Bildad’s basic theme is not far different than anything already said. In short he argues: ‘Your own words condemn you Job. The order of the world – that the wicked suffer – will not change just because its you suffering this time. You brought this on yourself. Every aspect of your suffering is the result of your own wickedness. Just own it, you don’t know God.’
One wonders how Job goes on – why he goes on in the face of all these false accusations. But Job is, as he is proverbially known – the most patient of men. He can argue with his friends and just walk away. He wants to see it through. Deep down He knows there is an answer, and he hopes that he will be vindicated yet.

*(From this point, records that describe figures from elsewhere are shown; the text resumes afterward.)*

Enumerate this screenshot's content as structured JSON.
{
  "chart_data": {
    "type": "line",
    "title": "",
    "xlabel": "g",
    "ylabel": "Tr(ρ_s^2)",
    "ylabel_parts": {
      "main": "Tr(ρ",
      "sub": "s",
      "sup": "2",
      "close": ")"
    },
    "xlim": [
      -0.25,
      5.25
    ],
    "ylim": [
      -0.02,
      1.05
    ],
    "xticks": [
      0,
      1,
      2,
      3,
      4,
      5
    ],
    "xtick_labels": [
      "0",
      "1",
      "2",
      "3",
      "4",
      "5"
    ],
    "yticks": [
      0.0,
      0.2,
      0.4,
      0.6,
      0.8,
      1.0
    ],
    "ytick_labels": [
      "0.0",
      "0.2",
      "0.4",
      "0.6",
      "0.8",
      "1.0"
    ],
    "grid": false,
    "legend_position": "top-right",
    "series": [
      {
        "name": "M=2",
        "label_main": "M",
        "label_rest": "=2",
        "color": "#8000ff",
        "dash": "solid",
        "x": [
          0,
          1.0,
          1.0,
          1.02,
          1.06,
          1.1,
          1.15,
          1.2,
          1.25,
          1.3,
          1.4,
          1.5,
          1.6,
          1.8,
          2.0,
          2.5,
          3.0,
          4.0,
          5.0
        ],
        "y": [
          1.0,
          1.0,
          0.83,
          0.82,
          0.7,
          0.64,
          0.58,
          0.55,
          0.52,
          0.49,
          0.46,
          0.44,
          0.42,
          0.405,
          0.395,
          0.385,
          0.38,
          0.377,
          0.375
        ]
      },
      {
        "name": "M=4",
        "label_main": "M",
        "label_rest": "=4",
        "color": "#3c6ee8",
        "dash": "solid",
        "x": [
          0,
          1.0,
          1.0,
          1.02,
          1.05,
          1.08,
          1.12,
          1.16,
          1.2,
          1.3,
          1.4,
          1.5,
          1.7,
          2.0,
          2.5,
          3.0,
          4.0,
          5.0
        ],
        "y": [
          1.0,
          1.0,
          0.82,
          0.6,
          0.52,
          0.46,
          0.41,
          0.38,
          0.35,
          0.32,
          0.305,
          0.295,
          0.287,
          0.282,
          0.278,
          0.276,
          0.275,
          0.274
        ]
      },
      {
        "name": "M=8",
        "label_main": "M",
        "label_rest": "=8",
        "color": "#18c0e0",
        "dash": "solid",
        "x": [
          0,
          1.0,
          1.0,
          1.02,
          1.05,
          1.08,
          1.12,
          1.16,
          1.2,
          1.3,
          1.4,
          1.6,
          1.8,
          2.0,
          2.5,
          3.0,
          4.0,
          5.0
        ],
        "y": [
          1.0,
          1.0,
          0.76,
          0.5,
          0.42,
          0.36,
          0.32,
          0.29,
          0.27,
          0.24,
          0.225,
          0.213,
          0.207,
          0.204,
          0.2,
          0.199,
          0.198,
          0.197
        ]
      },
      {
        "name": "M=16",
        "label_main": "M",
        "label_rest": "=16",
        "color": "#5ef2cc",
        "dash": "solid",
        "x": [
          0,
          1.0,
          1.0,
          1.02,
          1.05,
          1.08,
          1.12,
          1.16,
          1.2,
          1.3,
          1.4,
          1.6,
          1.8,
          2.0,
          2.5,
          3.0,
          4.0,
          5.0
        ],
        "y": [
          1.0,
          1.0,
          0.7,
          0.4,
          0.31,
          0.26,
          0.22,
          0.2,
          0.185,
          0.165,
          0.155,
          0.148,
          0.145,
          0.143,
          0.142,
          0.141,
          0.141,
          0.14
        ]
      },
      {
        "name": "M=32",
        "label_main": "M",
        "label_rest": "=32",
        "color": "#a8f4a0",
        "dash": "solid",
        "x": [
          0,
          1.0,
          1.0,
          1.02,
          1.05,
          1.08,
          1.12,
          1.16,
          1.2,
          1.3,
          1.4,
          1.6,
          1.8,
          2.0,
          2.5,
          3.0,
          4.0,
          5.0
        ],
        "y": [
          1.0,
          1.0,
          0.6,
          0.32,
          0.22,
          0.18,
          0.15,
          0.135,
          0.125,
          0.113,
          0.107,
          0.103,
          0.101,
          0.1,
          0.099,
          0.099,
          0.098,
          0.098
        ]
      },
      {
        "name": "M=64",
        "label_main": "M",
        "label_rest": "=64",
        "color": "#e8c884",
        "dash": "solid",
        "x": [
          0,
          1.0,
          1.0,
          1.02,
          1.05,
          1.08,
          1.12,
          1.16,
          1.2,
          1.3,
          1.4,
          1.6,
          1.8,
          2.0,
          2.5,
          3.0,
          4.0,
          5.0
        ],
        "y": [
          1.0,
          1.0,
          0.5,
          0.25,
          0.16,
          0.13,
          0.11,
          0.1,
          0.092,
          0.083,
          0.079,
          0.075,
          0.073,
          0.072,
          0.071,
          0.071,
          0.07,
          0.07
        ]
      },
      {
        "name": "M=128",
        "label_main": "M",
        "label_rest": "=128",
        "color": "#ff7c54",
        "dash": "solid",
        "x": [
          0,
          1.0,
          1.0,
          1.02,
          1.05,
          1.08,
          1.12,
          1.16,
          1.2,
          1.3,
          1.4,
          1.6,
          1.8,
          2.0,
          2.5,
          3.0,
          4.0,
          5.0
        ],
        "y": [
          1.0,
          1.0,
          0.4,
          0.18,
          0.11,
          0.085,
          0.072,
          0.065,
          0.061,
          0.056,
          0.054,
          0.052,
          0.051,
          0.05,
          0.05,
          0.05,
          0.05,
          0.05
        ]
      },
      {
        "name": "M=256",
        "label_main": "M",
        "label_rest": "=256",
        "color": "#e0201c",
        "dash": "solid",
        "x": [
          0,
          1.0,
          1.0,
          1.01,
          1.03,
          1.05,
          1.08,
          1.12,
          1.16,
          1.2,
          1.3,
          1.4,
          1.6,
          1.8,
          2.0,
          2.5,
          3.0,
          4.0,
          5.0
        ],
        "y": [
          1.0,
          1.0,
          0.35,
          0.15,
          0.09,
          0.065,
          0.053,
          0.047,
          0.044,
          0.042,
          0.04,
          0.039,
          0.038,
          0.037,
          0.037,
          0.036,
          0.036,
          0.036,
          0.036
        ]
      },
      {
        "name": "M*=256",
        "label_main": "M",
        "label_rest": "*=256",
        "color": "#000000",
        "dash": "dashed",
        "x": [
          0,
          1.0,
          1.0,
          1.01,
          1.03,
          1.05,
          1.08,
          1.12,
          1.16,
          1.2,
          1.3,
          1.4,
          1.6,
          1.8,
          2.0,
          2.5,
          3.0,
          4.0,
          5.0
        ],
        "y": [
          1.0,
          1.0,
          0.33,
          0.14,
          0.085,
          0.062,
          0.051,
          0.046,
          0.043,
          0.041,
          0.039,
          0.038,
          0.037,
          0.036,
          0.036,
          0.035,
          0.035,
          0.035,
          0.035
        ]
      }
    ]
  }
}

The rest of Bildad’s words continue to jab our dear sufferer.
18:1-4 / Come on! Is the entire world order supposed to be changed because you now have a situation which seems to not fit? Get over yourself.
18:5-7 / His sin has blinded Job. He can’t see these matters clearly because his own wickedness has clouded his vision – he is in darkness. And such darkness brings on weakness as well. He will not be able to endure much longer.
18:8-10 / Job has brought this entire affair upon himself and he can’t even see it. He’s been trapped by God due to his own self-deception.
18:11-13 / This is why you is frightened and why he has no strength to endure.
18:14-16 / He had pie in the sky hopes that he could continue in sin and prosper, and this is coming down all around his ears. The whole thing smells of God’s judgment. And judgment will continue on all sides.
18:17-19 / What’s more – whatever reputation Job used to have – or thought he had – will vanish. God is in the process wiping out his name. That is why he has no children left. His very memory is to be erased in disgrace.
And so, as though these accusations have not been cruel enough, Bildad takes the roughest, rustiest sword of all – and lays the death of his children at his feet as well. One cannot read Bildad’s words without weeping for Job. What could tear his grieving soul more?
And how we are warned here about how we bring our conclusions to events that are not over yet. Our God sees the beginning from the end – but we do not. We are so prone to look for absolute conclusions when matters are still very much at play. How often we do this with the woes of friends, or even ourselves. So heavy is the mystery of ‘why’ that we feel we MUST conclude SOMETHING, or we cannot go on.
How much then we need to know our Savior better. To rest in His character and His love for us rather than trying to divine those things from external circumstances. What says His Word? What says the incarnation? What says the cross? If we are His – His love never wavers, not in the slightest. And as His, we can trust His hand even in the darkest providences. He never has less than the eternal best of His children at His heart. Never. Never.